According to HV Koop who wrote a history of the town, a wreath was laid on her grave at the Wordsworth Centenary in 1950 and our local historian, Wal Greenhalgh, did much sleuthing to verify the facts. A Sarah Mackereth was born in Grasmere in 1834 (or 5) and she married Samuel Davies in 1867. The family moved to Broughton after the census of 1871 and in a town directory of 1876 there’s an entry for Samuel Davis as the farm bailiff at Eccleriggs.
When I contacted the staff at Wordworth Trust, they were delighted with this nugget of Wordsworthalia and Rebecca Turner, the Assistant Curator, added a little extra information from their collections: in a letter of 1834, Wordsworth writes: “The little Poem which I ventured to send you lately I thought might interest you on account of the fact as exhibiting what sort of characters our mountains breed. It is truth to the Letter”.
Fabulous! … “what sort of characters our mountains breed”.
How did they know where to lay the wreath?
According to Wal Greenhalgh, the Vicar of the time wrote in the margin of the Parish Register: “Wordsworth’s Westmorland Girl” next to her name and, with great good fortune, the Barrow Record Office holds the Sexton’s notebook which details: “interred between Hancock’s tombstone of Myreside and William Fleming’s tombstone.”

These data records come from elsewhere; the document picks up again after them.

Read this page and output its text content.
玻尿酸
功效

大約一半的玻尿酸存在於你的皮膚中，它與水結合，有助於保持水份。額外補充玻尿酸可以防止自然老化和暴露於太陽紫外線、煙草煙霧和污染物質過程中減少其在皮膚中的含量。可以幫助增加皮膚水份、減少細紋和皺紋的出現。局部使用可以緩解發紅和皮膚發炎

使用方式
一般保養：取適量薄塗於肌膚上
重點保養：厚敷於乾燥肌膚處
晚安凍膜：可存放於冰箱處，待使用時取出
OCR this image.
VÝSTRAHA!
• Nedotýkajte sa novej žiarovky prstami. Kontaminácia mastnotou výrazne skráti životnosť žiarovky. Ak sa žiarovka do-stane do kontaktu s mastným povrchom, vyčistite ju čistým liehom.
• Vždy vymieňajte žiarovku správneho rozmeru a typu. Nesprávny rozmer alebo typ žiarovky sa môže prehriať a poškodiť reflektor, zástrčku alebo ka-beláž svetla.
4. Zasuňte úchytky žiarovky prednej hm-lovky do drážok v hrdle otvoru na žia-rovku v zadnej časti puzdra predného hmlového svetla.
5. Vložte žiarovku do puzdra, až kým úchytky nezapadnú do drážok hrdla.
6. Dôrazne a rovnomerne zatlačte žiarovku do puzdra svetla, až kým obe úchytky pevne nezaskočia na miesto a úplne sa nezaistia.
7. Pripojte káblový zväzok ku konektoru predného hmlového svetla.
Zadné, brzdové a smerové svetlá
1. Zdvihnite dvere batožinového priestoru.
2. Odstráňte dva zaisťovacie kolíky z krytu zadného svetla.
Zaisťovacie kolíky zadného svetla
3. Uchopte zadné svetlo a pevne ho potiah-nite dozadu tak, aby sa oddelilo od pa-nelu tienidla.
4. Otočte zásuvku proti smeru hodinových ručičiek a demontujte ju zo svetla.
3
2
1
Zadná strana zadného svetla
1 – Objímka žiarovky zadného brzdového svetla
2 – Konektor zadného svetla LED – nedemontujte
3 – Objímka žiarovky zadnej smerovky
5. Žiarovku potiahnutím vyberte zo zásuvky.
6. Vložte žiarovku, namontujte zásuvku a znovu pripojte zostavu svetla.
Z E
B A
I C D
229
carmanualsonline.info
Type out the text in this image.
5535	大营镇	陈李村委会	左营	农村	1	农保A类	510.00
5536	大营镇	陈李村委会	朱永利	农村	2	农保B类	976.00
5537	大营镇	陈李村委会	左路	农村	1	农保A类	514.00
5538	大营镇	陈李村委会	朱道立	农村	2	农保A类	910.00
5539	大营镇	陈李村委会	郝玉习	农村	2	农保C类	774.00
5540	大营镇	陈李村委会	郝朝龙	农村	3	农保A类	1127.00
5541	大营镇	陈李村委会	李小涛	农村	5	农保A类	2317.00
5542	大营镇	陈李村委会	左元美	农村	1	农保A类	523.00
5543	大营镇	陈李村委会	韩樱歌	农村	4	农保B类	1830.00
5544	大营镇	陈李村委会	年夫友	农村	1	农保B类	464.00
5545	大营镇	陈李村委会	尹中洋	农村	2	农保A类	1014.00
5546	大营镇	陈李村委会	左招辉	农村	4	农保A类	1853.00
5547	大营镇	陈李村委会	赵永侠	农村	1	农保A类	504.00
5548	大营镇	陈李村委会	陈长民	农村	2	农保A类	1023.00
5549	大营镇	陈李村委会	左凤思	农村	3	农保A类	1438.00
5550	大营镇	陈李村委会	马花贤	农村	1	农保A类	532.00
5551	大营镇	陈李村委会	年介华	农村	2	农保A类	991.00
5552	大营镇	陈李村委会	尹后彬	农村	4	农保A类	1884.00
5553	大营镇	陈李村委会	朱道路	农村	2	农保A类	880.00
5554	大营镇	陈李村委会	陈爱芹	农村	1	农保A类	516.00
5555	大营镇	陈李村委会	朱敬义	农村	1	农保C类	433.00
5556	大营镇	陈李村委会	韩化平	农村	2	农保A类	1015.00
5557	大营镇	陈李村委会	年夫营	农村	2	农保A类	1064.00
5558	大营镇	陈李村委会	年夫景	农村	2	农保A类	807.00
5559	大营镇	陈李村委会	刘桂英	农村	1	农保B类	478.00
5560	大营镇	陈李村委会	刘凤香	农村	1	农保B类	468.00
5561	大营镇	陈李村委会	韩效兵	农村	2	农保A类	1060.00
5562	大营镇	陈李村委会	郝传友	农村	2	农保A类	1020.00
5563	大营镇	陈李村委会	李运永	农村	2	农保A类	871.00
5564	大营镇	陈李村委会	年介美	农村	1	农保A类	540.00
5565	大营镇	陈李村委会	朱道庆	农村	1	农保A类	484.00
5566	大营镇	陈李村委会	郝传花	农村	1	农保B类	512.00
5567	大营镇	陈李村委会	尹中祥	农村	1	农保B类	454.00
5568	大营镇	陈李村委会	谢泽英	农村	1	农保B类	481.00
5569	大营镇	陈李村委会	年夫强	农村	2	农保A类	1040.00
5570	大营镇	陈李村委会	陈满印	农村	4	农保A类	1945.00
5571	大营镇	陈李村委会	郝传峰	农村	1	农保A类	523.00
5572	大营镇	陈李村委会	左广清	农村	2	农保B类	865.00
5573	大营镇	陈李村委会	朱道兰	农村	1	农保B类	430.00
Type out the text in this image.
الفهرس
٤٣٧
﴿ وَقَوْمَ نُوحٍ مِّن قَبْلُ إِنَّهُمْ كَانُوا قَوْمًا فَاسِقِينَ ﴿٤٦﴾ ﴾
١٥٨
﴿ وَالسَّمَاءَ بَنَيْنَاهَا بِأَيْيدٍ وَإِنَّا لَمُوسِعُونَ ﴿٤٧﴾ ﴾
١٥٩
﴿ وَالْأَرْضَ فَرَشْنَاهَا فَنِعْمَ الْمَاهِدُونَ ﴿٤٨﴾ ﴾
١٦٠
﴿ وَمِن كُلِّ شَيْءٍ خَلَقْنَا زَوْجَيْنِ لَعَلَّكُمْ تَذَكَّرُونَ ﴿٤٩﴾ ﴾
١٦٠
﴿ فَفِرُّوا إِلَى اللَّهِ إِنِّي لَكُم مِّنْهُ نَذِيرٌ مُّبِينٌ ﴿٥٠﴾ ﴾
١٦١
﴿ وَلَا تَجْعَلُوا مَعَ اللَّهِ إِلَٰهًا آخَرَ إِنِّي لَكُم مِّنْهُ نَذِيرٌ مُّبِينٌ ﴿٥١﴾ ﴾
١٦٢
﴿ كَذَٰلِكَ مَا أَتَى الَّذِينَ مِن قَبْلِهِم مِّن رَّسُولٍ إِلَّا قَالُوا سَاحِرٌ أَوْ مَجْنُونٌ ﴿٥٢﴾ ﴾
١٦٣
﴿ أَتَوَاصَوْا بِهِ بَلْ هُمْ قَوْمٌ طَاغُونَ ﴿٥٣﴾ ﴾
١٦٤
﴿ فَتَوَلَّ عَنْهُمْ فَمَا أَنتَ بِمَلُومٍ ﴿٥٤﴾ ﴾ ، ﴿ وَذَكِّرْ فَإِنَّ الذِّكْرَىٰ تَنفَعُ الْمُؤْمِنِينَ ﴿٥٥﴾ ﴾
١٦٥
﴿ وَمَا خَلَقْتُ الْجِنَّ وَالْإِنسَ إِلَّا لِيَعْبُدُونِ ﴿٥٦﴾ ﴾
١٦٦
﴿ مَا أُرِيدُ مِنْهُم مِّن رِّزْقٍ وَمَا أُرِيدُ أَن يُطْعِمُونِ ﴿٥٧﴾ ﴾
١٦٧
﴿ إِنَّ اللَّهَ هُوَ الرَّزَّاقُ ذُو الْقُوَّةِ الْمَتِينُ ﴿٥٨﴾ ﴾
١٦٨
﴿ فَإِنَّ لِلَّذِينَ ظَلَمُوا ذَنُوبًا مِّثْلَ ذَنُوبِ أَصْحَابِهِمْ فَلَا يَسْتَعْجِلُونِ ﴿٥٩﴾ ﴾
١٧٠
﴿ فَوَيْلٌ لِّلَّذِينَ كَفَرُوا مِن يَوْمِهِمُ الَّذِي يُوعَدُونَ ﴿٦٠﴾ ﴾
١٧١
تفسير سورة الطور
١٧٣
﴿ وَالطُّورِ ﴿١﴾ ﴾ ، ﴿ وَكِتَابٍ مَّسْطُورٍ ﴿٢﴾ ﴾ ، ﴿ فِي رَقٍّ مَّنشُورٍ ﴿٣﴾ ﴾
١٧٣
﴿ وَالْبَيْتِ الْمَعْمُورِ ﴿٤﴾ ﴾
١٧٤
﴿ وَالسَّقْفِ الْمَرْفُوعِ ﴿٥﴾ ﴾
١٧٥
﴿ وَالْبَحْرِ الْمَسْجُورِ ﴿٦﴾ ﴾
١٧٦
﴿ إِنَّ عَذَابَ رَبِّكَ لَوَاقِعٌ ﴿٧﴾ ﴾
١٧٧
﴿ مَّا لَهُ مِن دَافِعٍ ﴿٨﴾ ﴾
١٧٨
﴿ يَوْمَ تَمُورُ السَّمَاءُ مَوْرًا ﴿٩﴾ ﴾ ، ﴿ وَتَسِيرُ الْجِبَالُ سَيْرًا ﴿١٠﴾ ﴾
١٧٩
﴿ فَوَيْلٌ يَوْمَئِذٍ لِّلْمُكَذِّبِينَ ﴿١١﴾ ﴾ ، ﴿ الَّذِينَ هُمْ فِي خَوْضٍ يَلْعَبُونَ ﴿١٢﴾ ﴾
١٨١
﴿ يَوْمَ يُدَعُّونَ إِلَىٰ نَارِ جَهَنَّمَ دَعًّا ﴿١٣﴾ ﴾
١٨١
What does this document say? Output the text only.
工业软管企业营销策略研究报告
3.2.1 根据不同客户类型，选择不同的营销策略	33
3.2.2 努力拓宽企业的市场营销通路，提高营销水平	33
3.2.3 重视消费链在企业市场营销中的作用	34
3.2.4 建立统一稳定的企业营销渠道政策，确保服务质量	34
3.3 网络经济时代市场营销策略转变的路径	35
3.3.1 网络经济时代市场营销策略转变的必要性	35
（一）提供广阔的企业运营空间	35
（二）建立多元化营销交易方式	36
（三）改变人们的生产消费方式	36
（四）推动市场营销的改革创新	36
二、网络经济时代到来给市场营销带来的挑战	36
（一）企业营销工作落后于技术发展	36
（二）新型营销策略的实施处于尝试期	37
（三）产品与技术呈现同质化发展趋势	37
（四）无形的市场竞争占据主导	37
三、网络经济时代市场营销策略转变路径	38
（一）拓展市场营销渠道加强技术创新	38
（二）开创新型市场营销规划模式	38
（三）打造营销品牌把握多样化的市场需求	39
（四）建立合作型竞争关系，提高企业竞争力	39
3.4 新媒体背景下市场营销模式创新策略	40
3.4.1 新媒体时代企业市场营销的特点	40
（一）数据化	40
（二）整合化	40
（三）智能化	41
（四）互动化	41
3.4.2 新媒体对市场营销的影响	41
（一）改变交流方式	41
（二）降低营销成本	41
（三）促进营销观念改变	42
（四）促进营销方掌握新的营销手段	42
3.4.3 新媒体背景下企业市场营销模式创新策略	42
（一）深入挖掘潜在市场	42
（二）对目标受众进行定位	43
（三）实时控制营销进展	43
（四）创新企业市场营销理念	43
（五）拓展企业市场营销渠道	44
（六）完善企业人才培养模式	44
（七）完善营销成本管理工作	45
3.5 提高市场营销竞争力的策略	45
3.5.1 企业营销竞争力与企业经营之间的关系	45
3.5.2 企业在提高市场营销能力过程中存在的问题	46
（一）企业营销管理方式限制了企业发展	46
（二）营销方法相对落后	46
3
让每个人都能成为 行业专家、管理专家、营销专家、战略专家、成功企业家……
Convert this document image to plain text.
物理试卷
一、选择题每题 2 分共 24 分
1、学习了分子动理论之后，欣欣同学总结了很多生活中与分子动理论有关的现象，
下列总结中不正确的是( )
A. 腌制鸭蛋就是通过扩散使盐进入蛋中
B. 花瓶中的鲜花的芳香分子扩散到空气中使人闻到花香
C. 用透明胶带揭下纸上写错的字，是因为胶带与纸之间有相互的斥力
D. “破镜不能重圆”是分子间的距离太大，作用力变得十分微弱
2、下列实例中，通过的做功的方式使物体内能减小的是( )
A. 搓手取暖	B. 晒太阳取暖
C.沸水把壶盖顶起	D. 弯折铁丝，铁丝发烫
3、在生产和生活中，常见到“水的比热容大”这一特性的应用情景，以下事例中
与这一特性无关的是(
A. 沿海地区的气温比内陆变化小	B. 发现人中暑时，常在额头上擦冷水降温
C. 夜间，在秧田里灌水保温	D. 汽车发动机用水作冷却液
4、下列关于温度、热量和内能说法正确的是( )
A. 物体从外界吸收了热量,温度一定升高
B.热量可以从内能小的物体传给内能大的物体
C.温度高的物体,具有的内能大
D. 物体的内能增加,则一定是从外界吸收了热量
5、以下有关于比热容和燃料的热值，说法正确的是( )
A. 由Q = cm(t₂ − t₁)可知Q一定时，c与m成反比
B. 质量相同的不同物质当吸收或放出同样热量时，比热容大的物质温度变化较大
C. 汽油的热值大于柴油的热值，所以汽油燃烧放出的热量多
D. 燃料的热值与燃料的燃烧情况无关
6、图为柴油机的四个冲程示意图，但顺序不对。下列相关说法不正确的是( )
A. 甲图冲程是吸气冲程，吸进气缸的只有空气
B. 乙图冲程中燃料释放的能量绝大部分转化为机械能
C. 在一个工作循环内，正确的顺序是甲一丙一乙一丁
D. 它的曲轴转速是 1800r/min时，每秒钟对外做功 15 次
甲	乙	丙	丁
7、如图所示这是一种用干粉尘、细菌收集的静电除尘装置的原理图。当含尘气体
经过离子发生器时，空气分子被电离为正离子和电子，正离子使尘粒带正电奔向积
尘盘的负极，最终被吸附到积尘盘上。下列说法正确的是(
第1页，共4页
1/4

If you would like to go and pay your respects in St Mary Magdalene’s churchyard, follow these instructions: from the South east corner of the church walk, at right angles to the church, into the graves (minding the crocuses and snowdrops!). As you walk, keep looking to you right, soon as you come parallel to a sundial monument some graves away and half hidden by a tree, you’re at the spot. Find Jacob Knight’s tombstone (pictured), which is between Hancock’s and Fleming’s grave, and her unmarked grave is there, roughly under Jacob Knight’s.